More about the new book at www.alexabensonvalavanis.com

Tuesday, May 26, 2009

It's Not a Gay Issue

By, Alexa Valavanis

In a small rural town called Chico, California, about a 100 people gathered to support, protest, celebrate or mourn the California Supreme Court ruling on Proposition 8. I was there. So were many of my dear friends and colleagues. The relentless Northern California sun welcomed the rally's participants. The summer's modest afternoon traffic trickled by. The University students were long gone, and local pub patrons had just begun to tiptoe into their venues of choice. Presenters from as far away as Utah took the newly renovated city plaza stage to share their stories; their particular vantage point about this day - on this day.

However, for me, it started many months before.

It was clear autumn night, on the fourth day of November, two-thousand and eight. Unprecedented numbers of Americans waited in stretched lines to cast their votes, many young and old, engaging in our political process for the first time. As the sun bid farewell to the day and the electors began casting their golden votes, here at home and around the globe, people paused to listen. If you were quiet enough you could actually hear “hope” bounce around the atmosphere; like the sound of a sunrise or the first bloom after a long winter.

Many believe Senator Obama took the White House by a national mandate, commingling the old and predictable map of red and blue states into a sea of purple. A sea made up of people of all colors, religions, sexual orientations, politics and views. Yet, they had one history-making commonality on that November night. They chose an intellectual who wouldn’t shy away from being intelligent to appeal to the average. They chose a man encouraging unity not division; a leader promoting hope and not fear.

For many Obama embodies change. He stands where he stands today as a black man, not because he is black. I echo the thoughts of so many others when I say, he inspires me. I am even prouder today to be an American than I have been for the past thirty-two years.

Yet, amid all of this light there was a shadow on that cloudless day.

On the very same ballot that illustrated the pinnacle of change for a nation that once allowed slavery of a people based on the color of their skin, and denied equal rights to fifty percent of its population because of their gender - our largest state voted “yes” on a proposition of discrimination.

The most painful factor regarding the passing of Proposition 8 is not simply the narrow margin that it passed by but the untruths and lies that drove people to “yes”.
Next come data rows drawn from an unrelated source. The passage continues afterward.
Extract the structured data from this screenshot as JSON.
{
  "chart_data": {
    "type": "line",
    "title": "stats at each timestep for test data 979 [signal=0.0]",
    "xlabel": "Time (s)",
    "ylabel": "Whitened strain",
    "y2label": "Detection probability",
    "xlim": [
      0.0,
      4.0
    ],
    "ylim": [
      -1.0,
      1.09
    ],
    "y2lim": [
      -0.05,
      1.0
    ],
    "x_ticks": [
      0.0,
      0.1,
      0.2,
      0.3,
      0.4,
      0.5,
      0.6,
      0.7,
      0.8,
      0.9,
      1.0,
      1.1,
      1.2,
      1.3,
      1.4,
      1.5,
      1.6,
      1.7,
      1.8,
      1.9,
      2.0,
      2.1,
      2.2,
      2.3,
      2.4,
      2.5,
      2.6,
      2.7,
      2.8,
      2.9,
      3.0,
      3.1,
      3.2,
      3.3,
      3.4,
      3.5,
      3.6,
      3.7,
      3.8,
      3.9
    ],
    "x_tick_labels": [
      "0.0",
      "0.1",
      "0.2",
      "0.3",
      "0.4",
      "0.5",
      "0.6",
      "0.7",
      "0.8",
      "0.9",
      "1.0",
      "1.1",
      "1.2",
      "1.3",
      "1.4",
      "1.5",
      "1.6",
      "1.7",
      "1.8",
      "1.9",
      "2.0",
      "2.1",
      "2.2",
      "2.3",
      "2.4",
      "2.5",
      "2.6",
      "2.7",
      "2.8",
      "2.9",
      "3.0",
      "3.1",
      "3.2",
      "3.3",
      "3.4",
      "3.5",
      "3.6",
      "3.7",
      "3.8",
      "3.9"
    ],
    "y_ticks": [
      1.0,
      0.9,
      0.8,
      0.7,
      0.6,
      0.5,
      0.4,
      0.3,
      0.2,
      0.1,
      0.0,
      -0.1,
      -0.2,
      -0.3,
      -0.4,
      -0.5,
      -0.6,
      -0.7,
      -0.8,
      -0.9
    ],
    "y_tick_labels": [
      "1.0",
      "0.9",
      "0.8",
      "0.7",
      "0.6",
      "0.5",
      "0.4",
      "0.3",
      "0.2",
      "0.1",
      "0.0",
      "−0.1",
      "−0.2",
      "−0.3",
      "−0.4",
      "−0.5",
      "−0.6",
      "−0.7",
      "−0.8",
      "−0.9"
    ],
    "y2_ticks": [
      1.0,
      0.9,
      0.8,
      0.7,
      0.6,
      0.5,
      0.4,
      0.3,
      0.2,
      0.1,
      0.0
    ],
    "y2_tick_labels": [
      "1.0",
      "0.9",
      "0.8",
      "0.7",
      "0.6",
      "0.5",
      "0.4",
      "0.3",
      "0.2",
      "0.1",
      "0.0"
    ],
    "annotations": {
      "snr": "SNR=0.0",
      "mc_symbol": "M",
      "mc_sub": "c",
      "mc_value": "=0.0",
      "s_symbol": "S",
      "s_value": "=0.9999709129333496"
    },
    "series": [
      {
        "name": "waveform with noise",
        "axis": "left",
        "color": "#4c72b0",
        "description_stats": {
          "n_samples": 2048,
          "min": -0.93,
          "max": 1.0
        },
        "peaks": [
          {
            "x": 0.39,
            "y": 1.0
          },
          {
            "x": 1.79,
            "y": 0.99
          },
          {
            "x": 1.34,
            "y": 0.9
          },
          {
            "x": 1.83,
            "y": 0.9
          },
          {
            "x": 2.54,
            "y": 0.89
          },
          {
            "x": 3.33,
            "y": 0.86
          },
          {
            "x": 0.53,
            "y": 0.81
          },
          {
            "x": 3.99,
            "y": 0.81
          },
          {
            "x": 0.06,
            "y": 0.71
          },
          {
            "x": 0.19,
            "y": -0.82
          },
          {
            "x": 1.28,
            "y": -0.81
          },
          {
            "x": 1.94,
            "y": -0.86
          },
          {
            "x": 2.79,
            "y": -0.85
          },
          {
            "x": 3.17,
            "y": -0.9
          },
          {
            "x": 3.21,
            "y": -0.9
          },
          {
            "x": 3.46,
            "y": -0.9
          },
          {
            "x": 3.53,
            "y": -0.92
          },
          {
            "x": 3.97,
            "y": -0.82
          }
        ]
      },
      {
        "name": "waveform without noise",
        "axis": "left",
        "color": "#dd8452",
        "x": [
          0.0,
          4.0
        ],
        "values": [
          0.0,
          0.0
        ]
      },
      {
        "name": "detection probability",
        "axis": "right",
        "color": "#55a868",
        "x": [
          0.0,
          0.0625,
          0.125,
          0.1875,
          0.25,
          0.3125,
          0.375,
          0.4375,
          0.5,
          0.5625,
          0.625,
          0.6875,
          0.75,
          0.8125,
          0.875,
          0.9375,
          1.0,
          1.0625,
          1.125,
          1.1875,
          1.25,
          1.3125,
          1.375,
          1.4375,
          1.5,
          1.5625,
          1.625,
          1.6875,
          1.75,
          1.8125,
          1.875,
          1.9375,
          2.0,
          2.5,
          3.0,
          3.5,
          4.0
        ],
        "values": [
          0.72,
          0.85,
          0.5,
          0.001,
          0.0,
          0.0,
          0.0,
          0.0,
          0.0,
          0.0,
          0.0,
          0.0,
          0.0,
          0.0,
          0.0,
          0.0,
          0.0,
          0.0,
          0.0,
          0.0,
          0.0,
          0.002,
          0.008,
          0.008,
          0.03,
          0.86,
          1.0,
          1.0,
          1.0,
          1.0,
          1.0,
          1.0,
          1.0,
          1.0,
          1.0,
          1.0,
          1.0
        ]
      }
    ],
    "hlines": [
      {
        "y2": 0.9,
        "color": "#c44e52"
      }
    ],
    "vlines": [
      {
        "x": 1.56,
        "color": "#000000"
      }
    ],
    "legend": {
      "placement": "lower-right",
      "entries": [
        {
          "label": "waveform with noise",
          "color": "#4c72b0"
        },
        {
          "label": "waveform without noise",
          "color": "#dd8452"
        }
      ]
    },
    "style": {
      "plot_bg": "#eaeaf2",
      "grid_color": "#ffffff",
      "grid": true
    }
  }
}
Simply put, there is no correlation between protecting the right of gays to marry and new curriculum in schools. None. They used our children to get their “yes”. They misled our parents to get their "yes". There is no correlation between protecting the rights of gays to marry and the tax-exempt status of our churches. None. They used and misled people of faith to get their “yes”.

Moreover, how can two citizens of the same state have different rights under the same constitution? We certainly can not give the majority a way to discriminate against a minority through ballot measures. James Madison articulated it best in the Federalist Paper 51, when he wrote, "It is of great importance in a republic not only to guard the society against the oppression of its rulers but to guard one part of the society against the injustice of the other part. If a majority be united by a common interest, the rights of the minority will be insecure.”

Fortunately, our courts are here to protect minorities against the unfair will of majorities, if and when needed. Will they get this right eventually? We know that even the highest court of our land ruled on the wrong side of equality at one time. In 1857 when the US Supreme Court, led by Chief Justice Robert B. Taney, declare that all blacks – slaves as well as free – were not and could not become citizens of the United States. But, they found their way to justice eventually.

Still, even with my quiet faith that equality will prevail - I am perplexed.

Many people Obama’s camp rallied to vote on this historic Election Day, voted “yes for equality” at the top of the ticket, and “yes to discrimination” at the bottom of the ticket. Many of whom, know the plight of discrimination intimately. Must we learn each lesson of equality separately? Must we ourselves be discriminated against before we can rise up to fight for others?

If we’ve learned as a nation that separate is not equal, then why must we try and apply this broken logic again in pointing to civil unions as the solution to denying one group of citizens the right other citizens have. Equality does not have degrees; it either is or is not equal.

There will be a day when the children of this state look back and are amazed by the institutionalized inequality and discrimination that once existed in this land. Until that day, everyone who believes in equality must stand up and fight for it. This is not a gay issue this is a human rights issue.